Peru

Peru has a long mining history dating back to the pre-Inca era. In the first few centuries of colonization, substantial quantities of gold, silver and mercury were mined. In the early 17th century, the major silver mines were almost depleted.

In spite of Peru’s long-standing mining history, the sector has really boomed since the early 1990s. The reason, however, is not the discovery of new deposits. It is the combination of high prices for raw materials and new mining technologies allowing for the exploitation of previously inaccessible or economically unprofitable areas, together with institutional reforms of both the mining sector and the overall economy, that have made mining in Peru so appealing to investors.

The extractive sector started to play a decisive role in economic growth, supported until today by foreign investment and an export-oriented economy. Consecutive governments have since continued to enhance Peru’s profile as a país minero with a view to acquiring fresh capital for the national economy.

Today, Peru is still a mining superpower. Mining accounts for about 60 per cent of exports and is the country’s major source of foreign currency. Peru is the world’s second producer of silver and the sixth producer of gold, and is second only to Chile when it comes to the world’s copper reserves. The five major mining multinationals worldwide (Glencore, BHP Billiton, Rio Tinto, Vale and Anglo American) all operate in Peru.

In spite of the huge investments in the country, its mineral wealth does not have the hoped for effects. “A Peruvian is a beggar sitting on a mountain of gold”  is a well-known  saying. The soil abounds with resources and yet it does not benefit a large part of the population. The enormous expansion of extractive operations has a huge socio-cultural, economic and ecologic impact. At the end of 2014, over 25.7 million hectares of Peru’s territory were granted as mining concessions, corresponding with 20% of the country’s area! As early as 1999, about 55% of the 6000 peasant communities were somehow affected by mining activities.

Mining is now expanding into areas traditionally inhabited by indigenous peasant communities. It is  threatening their  traditional ways of life based on agriculture and stock breeding. Besides, there is a notable expansion of mining into areas with vulnerable ecosystems such as the highland paramos, which are crucial to the water supply of farming lands and the local population, as well as of lower towns and the dry coastal region.

In addition, the territories where mining concessions were granted often have a cultural and historic value for their inhabitants.

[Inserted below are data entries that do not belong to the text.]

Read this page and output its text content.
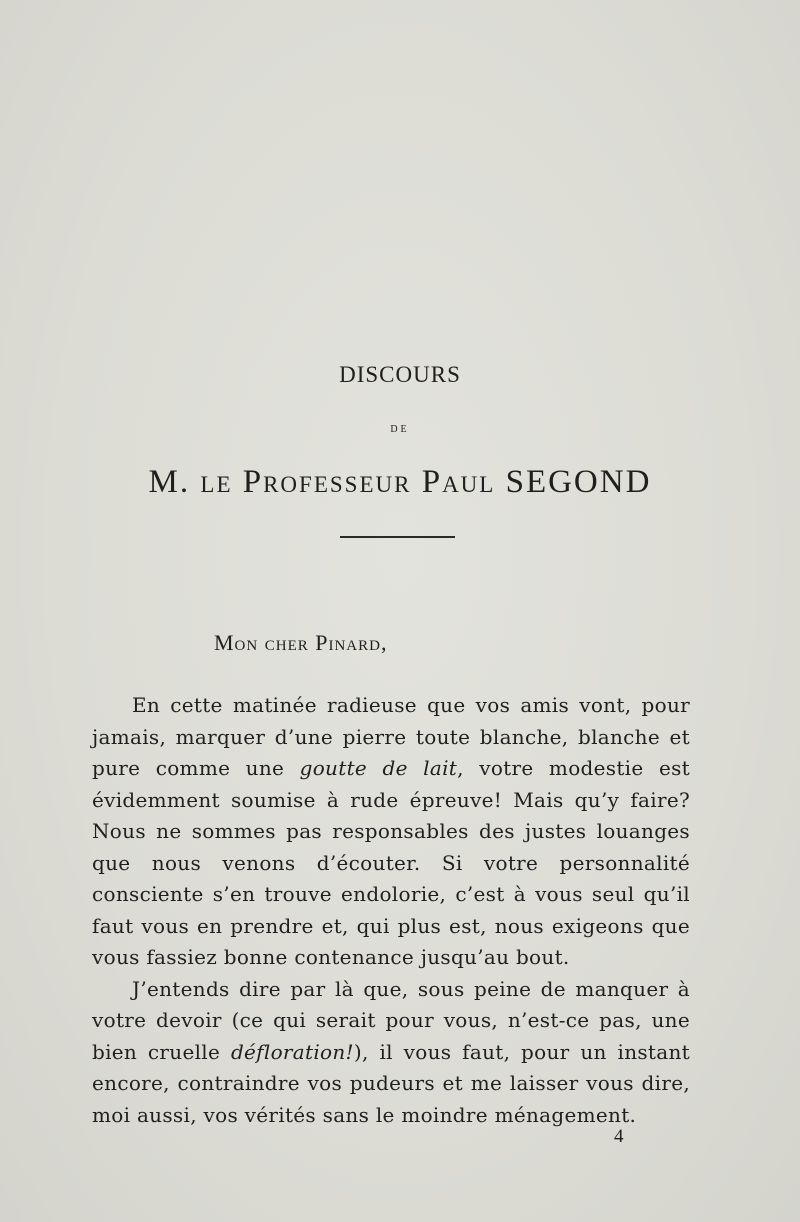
DISCOURS
DE
M. le Professeur Paul SEGOND
Mon cher Pinard,

En cette matinée radieuse que vos amis vont, pour jamais, marquer d’une pierre toute blanche, blanche et pure comme une goutte de lait, votre modestie est évidemment soumise à rude épreuve! Mais qu’y faire? Nous ne sommes pas responsables des justes louanges que nous venons d’écouter. Si votre personnalité consciente s’en trouve endolorie, c’est à vous seul qu’il faut vous en prendre et, qui plus est, nous exigeons que vous fassiez bonne contenance jusqu’au bout.

J’entends dire par là que, sous peine de manquer à votre devoir (ce qui serait pour vous, n’est-ce pas, une bien cruelle défloration!), il vous faut, pour un instant encore, contraindre vos pudeurs et me laisser vous dire, moi aussi, vos vérités sans le moindre ménagement.

4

Not surprisingly, mining expansion results in social conflicts and political debates concerning the relation between mining, human rights, environmental aspects and development.  Despite the high number of social clashes the government fully supports the mining sector.

President Ollanta Humala continues the above mining policy in spite of promises made during his election campaign of a better regulation of the foreign (mining) companies. Indeed, in June 2014 a set of measures was approved that was to weaken environmental and social legal provisions and made a wide range of procedures for companies less stringent. With its main competitor Chile hot on its heels, Peru prefers to remain the mining sector’s best friend.

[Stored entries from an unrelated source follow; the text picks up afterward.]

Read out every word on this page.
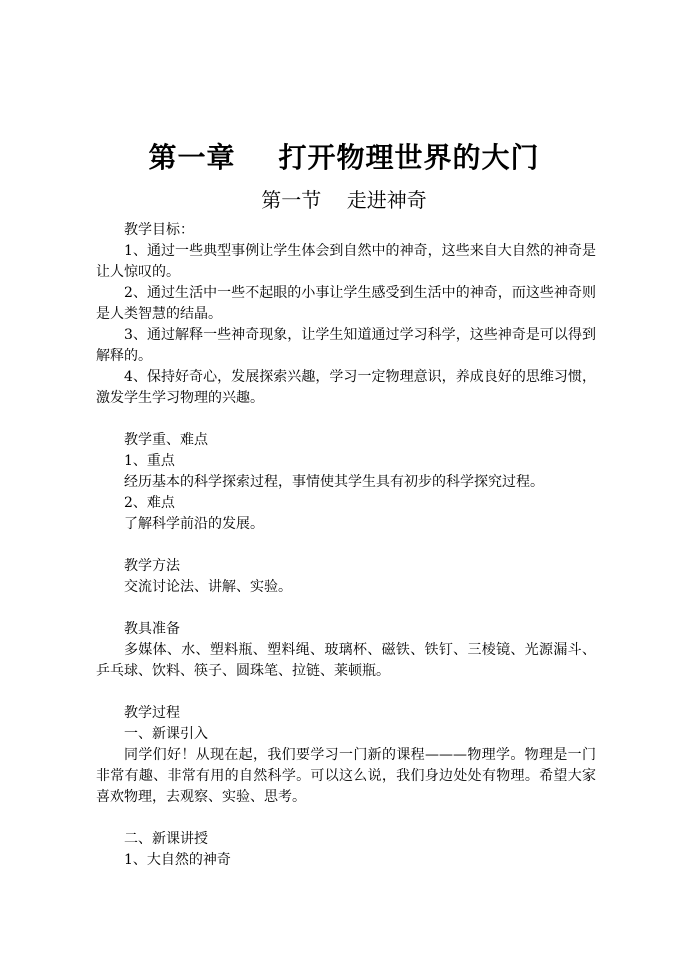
第一章    打开物理世界的大门
第一节    走进神奇
教学目标：
1、通过一些典型事例让学生体会到自然中的神奇，这些来自大自然的神奇是
让人惊叹的。
2、通过生活中一些不起眼的小事让学生感受到生活中的神奇，而这些神奇则
是人类智慧的结晶。
3、通过解释一些神奇现象，让学生知道通过学习科学，这些神奇是可以得到
解释的。
4、保持好奇心，发展探索兴趣，学习一定物理意识，养成良好的思维习惯，
激发学生学习物理的兴趣。
教学重、难点
1、重点
经历基本的科学探索过程，事情使其学生具有初步的科学探究过程。
2、难点
了解科学前沿的发展。
教学方法
交流讨论法、讲解、实验。
教具准备
多媒体、水、塑料瓶、塑料绳、玻璃杯、磁铁、铁钉、三棱镜、光源漏斗、
乒乓球、饮料、筷子、圆珠笔、拉链、莱顿瓶。
教学过程
一、新课引入
同学们好！从现在起，我们要学习一门新的课程———物理学。物理是一门
非常有趣、非常有用的自然科学。可以这么说，我们身边处处有物理。希望大家
喜欢物理，去观察、实验、思考。
二、新课讲授
1、大自然的神奇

CATAPA’s Peruvian commitment focuses on two emblematic mining cases in the northern Andes, viz. Conga in Cajamarca and Rio Blanco in Piura. Through our partner organizations we support the local social groups and the population  who are questioning the unlimited and badly regulated expansion of mining operations. The ecological and social costs of the extraction of ores and minerals are indeed mainly borne by the locals. They are faced with a variety of problems such as water pollution, expropriation of lands, social conflicts and criminal charges against social leaders and protests.  By supporting our partner organizations and delegating South collaborators to Peru we try to enable the people to make their voice heard.